Tra le cose che sono cambiate nelle nostre teste – non in tutte, perché le teste di c… non mancano mai e purtroppo abbondano pure – c’è finalmente la consapevolezza che il Virus non se ne andrà da solo. Anzi, si è talmente “affezionato” a noi che ama sorprenderci, sadicamente meravigliarci, mutando: una variante, due, tre, quattro, sempre più svelto e complesso nel suo criminale tentativo di sfuggire all’arma del vaccino, di diventare “inarrivabile”. Per rendere soprattutto ai giovani, nel loro linguaggio, l’idea plastica di quanto subdolo e pericoloso sia questo maledetto Covid, bisogna classificarlo – scusate l’abuso lessicale – come un “Grande Stronzo”: è un Virus infido, malvagio, spregevole. C’è voluta la seconda, devastante ondata per farci capire che possiamo sconfiggerlo soltanto con il vaccino, ma a condizione che non gli diamo il tempo di mutare al punto tale da rendere inefficace il farmaco. Questione di tempo, dunque.
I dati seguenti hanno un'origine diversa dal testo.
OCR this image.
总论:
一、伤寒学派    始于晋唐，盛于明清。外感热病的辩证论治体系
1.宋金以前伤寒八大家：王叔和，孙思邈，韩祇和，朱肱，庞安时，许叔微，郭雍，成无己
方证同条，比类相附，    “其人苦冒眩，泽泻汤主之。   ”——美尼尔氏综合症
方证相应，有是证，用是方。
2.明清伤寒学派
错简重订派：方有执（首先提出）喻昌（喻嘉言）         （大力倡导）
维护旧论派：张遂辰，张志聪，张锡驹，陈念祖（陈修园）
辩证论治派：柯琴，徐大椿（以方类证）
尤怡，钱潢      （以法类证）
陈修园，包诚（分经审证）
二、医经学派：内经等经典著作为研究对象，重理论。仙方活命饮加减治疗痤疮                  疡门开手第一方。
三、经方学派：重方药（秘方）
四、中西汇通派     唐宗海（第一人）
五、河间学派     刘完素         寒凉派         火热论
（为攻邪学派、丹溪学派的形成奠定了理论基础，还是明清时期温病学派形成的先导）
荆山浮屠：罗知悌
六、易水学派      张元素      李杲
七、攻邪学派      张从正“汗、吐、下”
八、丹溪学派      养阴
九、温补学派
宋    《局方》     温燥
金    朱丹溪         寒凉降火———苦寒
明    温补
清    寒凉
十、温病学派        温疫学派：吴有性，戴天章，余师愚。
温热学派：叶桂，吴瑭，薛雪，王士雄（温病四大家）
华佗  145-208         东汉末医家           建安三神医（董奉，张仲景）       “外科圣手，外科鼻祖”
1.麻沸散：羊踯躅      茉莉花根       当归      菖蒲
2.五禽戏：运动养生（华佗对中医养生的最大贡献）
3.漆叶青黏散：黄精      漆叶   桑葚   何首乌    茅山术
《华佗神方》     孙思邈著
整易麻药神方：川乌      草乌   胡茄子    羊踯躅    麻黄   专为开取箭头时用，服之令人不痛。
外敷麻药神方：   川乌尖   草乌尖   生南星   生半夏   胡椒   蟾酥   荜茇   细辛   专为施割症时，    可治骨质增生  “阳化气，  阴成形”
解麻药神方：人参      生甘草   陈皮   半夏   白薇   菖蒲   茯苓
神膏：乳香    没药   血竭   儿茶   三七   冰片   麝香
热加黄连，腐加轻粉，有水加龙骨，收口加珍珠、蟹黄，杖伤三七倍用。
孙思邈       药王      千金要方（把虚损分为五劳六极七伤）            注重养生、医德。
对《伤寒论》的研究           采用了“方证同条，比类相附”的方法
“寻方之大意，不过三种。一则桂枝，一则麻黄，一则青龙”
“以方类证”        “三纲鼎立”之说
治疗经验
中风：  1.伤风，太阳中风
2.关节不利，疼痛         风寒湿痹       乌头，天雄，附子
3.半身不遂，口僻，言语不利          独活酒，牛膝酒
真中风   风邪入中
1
Ce lo hanno spiegato bene, stavolta, come funziona. Il Virus accelera sempre più nelle mutazioni, proprio per rendersi a sua volta immune dal vaccino di cui disponiamo. È una corsa contro il tempo: noi per proteggerci con le vaccinazioni, “lui” per infettare e tentare di uccidere quante più persone gli riesce. Oggi “lui” è in vantaggio, perché noi abbiamo il farmaco ma non in quantità sufficiente. Ne avremo tantissimo e per tutti fra tre mesi, forse anche prima. Nel frattempo abbiamo una sola strada da seguire: ripararci il più possibile dal Virus, evitare il più possibile il contagio, fare le cose che sappiamo, le stesse poche e semplici cose che ci stanno raccomandando in tutte le lingue e che soltanto le solite teste di… – avete capito bene quali – continuano ostinatamente a non fare: per superficialità, per incoscienza o per ignoranza, ai fini pratici cambia poco, perché l’effetto che si produce è comunque devastante.
Certo, è un sacrificio enorme per tutti dover ancora rinunciare, rinviare, reprimersi, soffrire. Ma si tratta di una condizione non negoziabile. O si fa così o la storia peggiora sempre più, fino a sfociare nella tragedia collettiva.
P.S.: L’Avvocato Nello Pizza, ospite di una mia trasmissione su Irpinia Tv, ha fatto la seguente riflessione, semplice e maledettamente vera allo stesso tempo: in Italia continuano a morire circa 400 persone al giorno; significa che ogni mese viene cancellato un paese di 12mila abitanti. Ogni mese. Non è abbastanza per indurci a comportamenti responsabili?